Il regista Tiller Russel ha impiegato quindici anni della sua vita per riuscire a portare a termine un progetto rischioso come The Last Narc. Sono stati anni di interviste e indagini che lo hanno messo a strettissimo contatto con Berrellez, il quale ha a sua volta scelto questo momento per rilasciare dettagli inediti relativi all'indagine. I metodi non convenzionali dell'ex agente DEA lo hanno infatti portato ad una sconcertante verità.

Le vicende legate all'omicidio Camarena per come le conosciamo oggi non sono che una minima parte dell'intreccio globale che ha portato Berrellez a combattere e infine ad arrendersi in una vera e propria lotta tra Davide e Golia. Se però pensate che il gigante rappresenti i narcos, vi sbagliate di grosso. Come in tutte le attività illegali, i soli criminali non possono permettersi di costruire imperi inespugnabili; c'è sempre da considerare un fattore esterno. E se conosciamo già il coinvolgimento del Governo messicano nel narcotraffico, non avevamo finora evidenze dirette della subdola presenza di quello americano.

La tesi sostenuta da Berrellez e confermata in maniera indipendente dalle sue fonti è che la CIA stessa fosse stata protagonista assoluta del rapimento e dell'omicidio Camarena. Come ormai noto, Kiki aveva cominciato a scavare tra gli affari dei narcos, nei quali però quest'ultimo non sospettava minimamente che fosse coinvolto lo stesso Governo per il quale lavorava. L'insinuazione è che tra la CIA e i narcos ci fosse una connivenza conclamata e che l'Agenzia, temendo che Kiki avesse scavato troppo in profondità, avesse deciso, in accordo con le altre parti, di rapire quest'ultimo e di spingerlo a confessare il coinvolgimento diretto degli Stati Uniti nei traffici messicani.

Purtroppo Kiki non era riuscito ad arrivare a tanto, motivo per il quale questo raid risulta ancora più assurdo alla luce di queste rivelazioni. Russell riesce a rendere bene questo sconcerto inserendo le trascrizioni dirette di un'audiocassetta registrata, secondo le testimonianze, proprio da un fantomatico agente della CIA. Momenti di puro orrore nei quali, di fronte alle incessanti richieste di informazioni sollecitate da indicibili torture, l'aguzzino si scontra con la sola volontà di Kiki di sopravvivere a quell'interrogatorio al quale non può rispondere altro, perché altro non sa.

Una mini-serie necessaria

In The Last Narc la sostanza e il contenuto sono di una portata straripante, per questo perdoniamo a Russell un'eccessiva ridondanza degli inserti fiction che hanno come protagonisti i testimoni diretti di questa vicenda e, in generale, un ritmo non proprio incalzante del racconto, calmierato dalla breve durata di questa mini-serie, che si avvale anche del prezioso contributo di filmati di repertorio per illustrare le vicende narrate.

In definitiva quest'opera si rivela un tassello più che necessario in quel complicato e confuso mosaico che è l'omicidio di Kiki Camarena.
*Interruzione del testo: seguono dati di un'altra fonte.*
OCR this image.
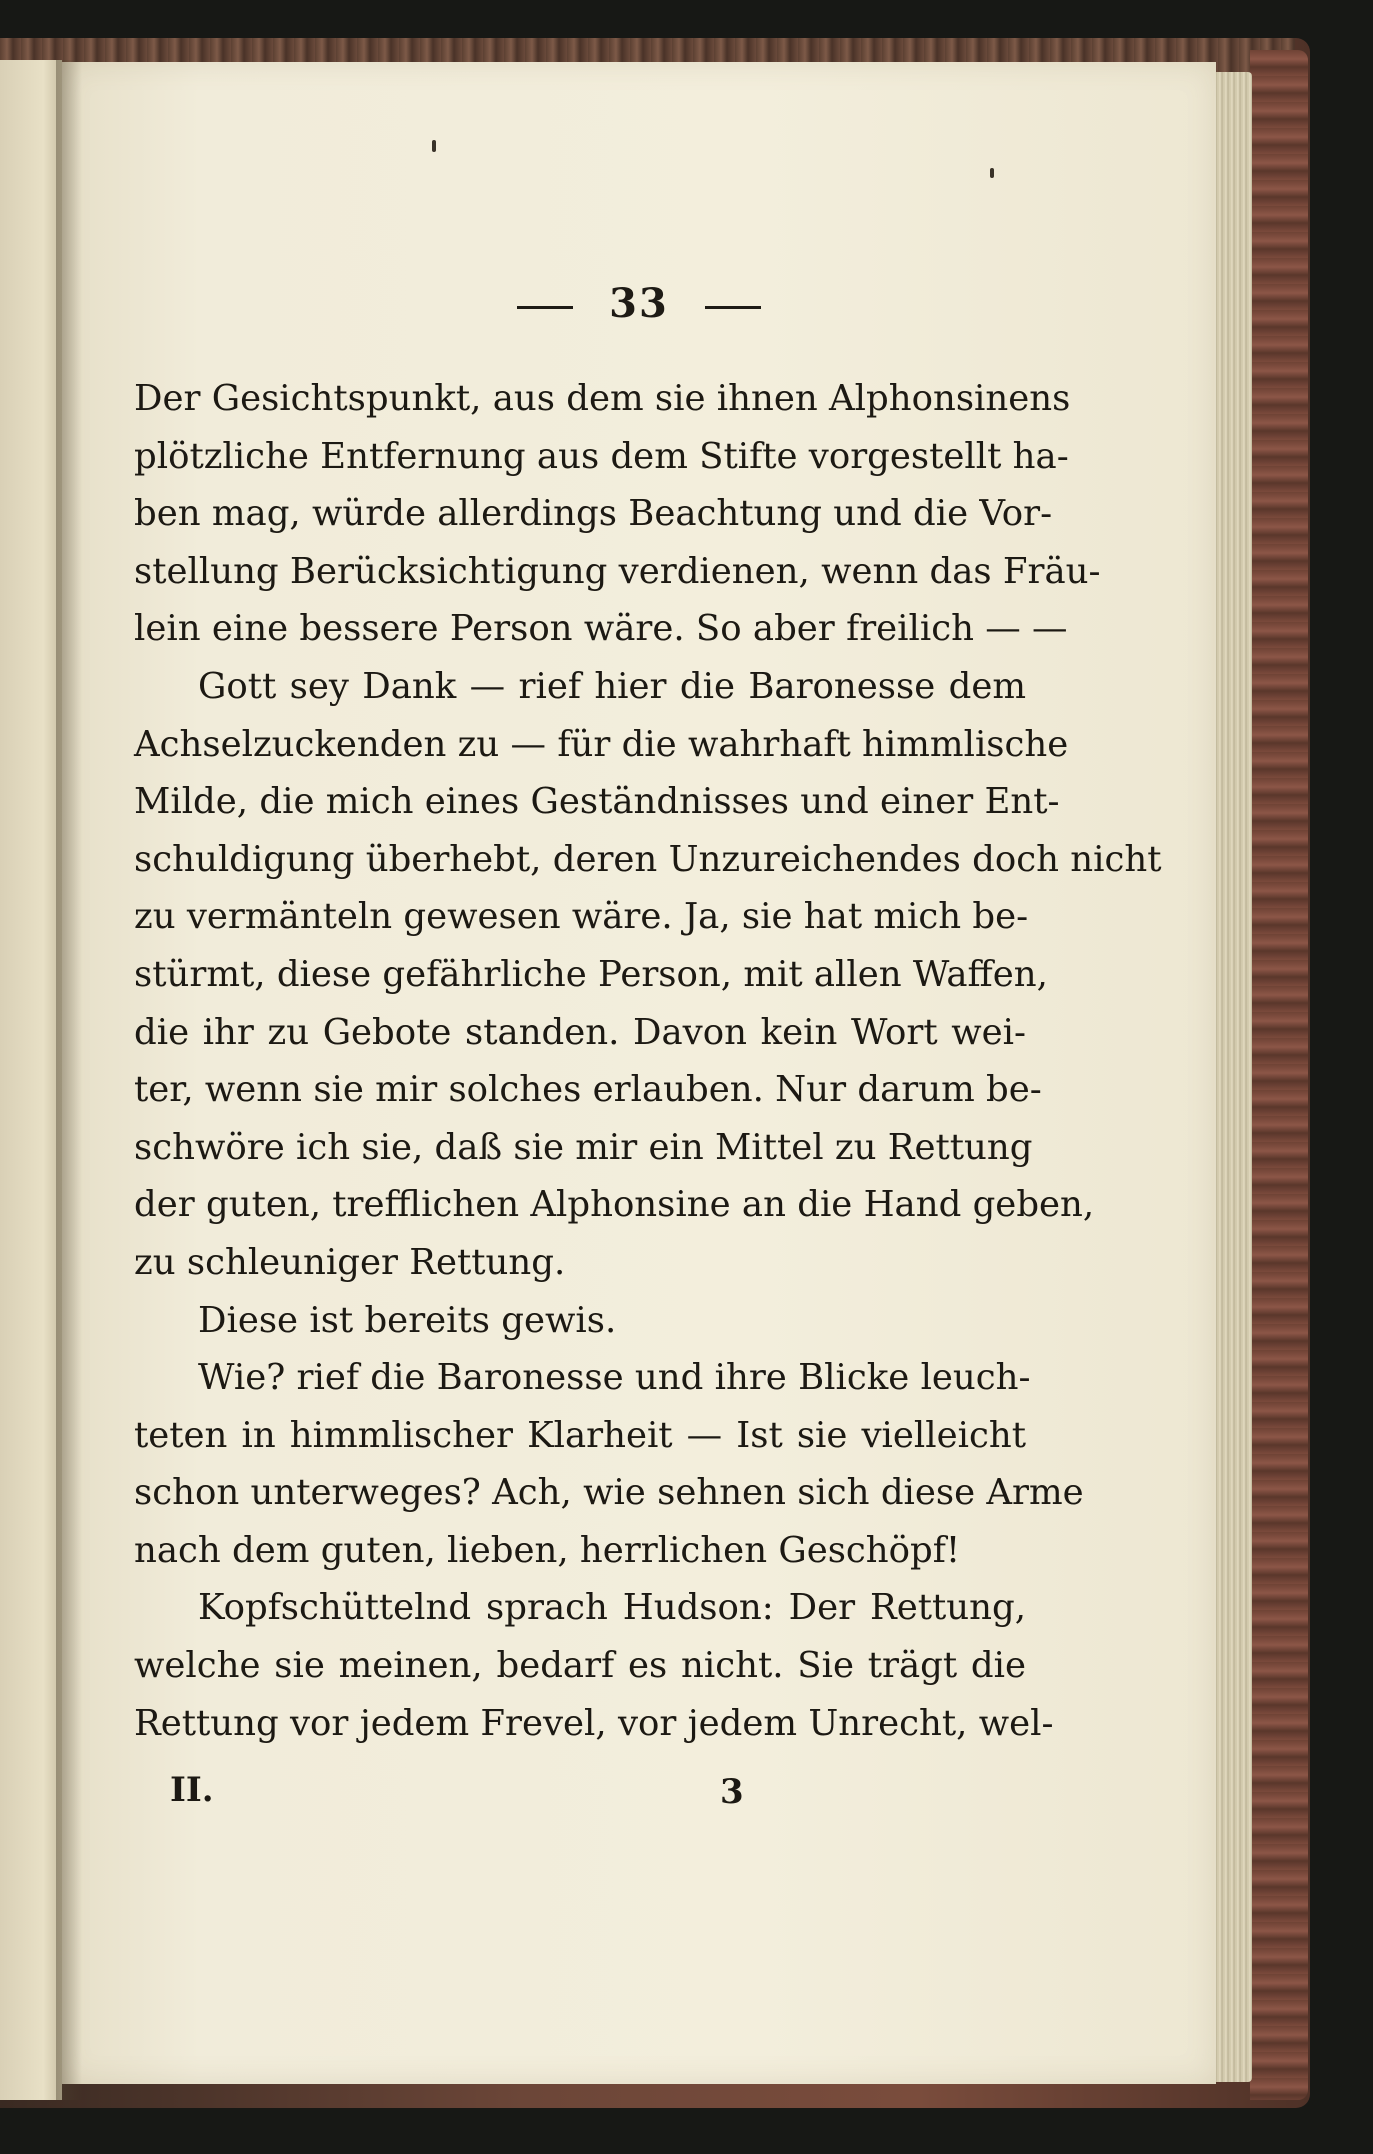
33
Der Gesichtspunkt, aus dem sie ihnen Alphonsinens
plötzliche Entfernung aus dem Stifte vorgestellt ha-
ben mag, würde allerdings Beachtung und die Vor-
stellung Berücksichtigung verdienen, wenn das Fräu-
lein eine bessere Person wäre. So aber freilich — —
Gott sey Dank — rief hier die Baronesse dem
Achselzuckenden zu — für die wahrhaft himmlische
Milde, die mich eines Geständnisses und einer Ent-
schuldigung überhebt, deren Unzureichendes doch nicht
zu vermänteln gewesen wäre. Ja, sie hat mich be-
stürmt, diese gefährliche Person, mit allen Waffen,
die ihr zu Gebote standen. Davon kein Wort wei-
ter, wenn sie mir solches erlauben. Nur darum be-
schwöre ich sie, daß sie mir ein Mittel zu Rettung
der guten, trefflichen Alphonsine an die Hand geben,
zu schleuniger Rettung.
Diese ist bereits gewis.
Wie? rief die Baronesse und ihre Blicke leuch-
teten in himmlischer Klarheit — Ist sie vielleicht
schon unterweges? Ach, wie sehnen sich diese Arme
nach dem guten, lieben, herrlichen Geschöpf!
Kopfschüttelnd sprach Hudson: Der Rettung,
welche sie meinen, bedarf es nicht. Sie trägt die
Rettung vor jedem Frevel, vor jedem Unrecht, wel-
II.	3
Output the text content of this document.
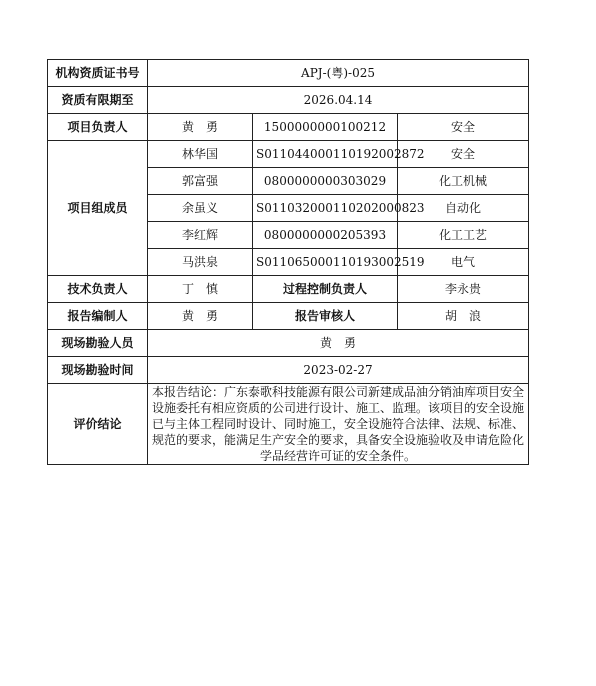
机构资质证书号	APJ-(粤)-025		
资质有限期至	2026.04.14		
项目负责人	黄　勇	1500000000100212	安全
项目组成员	林华国	S011044000110192002872	安全
	郭富强	0800000000303029	化工机械
	余虽义	S011032000110202000823	自动化
	李红辉	0800000000205393	化工工艺
	马洪泉	S011065000110193002519	电气
技术负责人	丁　慎	过程控制负责人	李永贵
报告编制人	黄　勇	报告审核人	胡　浪
现场勘验人员	黄　勇		
现场勘验时间	2023-02-27		
评价结论	本报告结论：广东泰歌科技能源有限公司新建成品油分销油库项目安全设施委托有相应资质的公司进行设计、施工、监理。该项目的安全设施已与主体工程同时设计、同时施工，安全设施符合法律、法规、标准、规范的要求，能满足生产安全的要求，具备安全设施验收及申请危险化学品经营许可证的安全条件。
Le dinamiche vengono ricostruite con dovizia di particolari avvalorati dall'autorità delle fonti, attraverso interviste dirette che non mancano di emozionare, nel bene e nel male. Quello di Russell è un esperimento coraggioso e rischioso, che va premiato cercando di diffonderne il più possibile il verbo, per arrivare un giorno a mettere la parola "fine" a questa vicenda e ottenere finalmente giustizia.

The Last Narc The Last Narc rischia di passare in sordina tra le uscite di questo mese nel catalogo Amazon Prime Video, ma non lo merita affatto. La vicenda Camarena si dipana nell'arco di soli quattro episodi, che uniscono ricostruzioni ed interviste ad immagini di repertorio. La mini-serie di Tiller Russel è un elogio alla giustizia, un esperimento rischioso che va supportato semplicemente guardandolo; perché se la verità sull'omicidio Camarena è ancora lontana dall'essere definitivamente raggiunta, le rivelazioni di Hector Berellezz e delle sue fonti rappresentano un contributo fondamentale affinché ciò avvenga.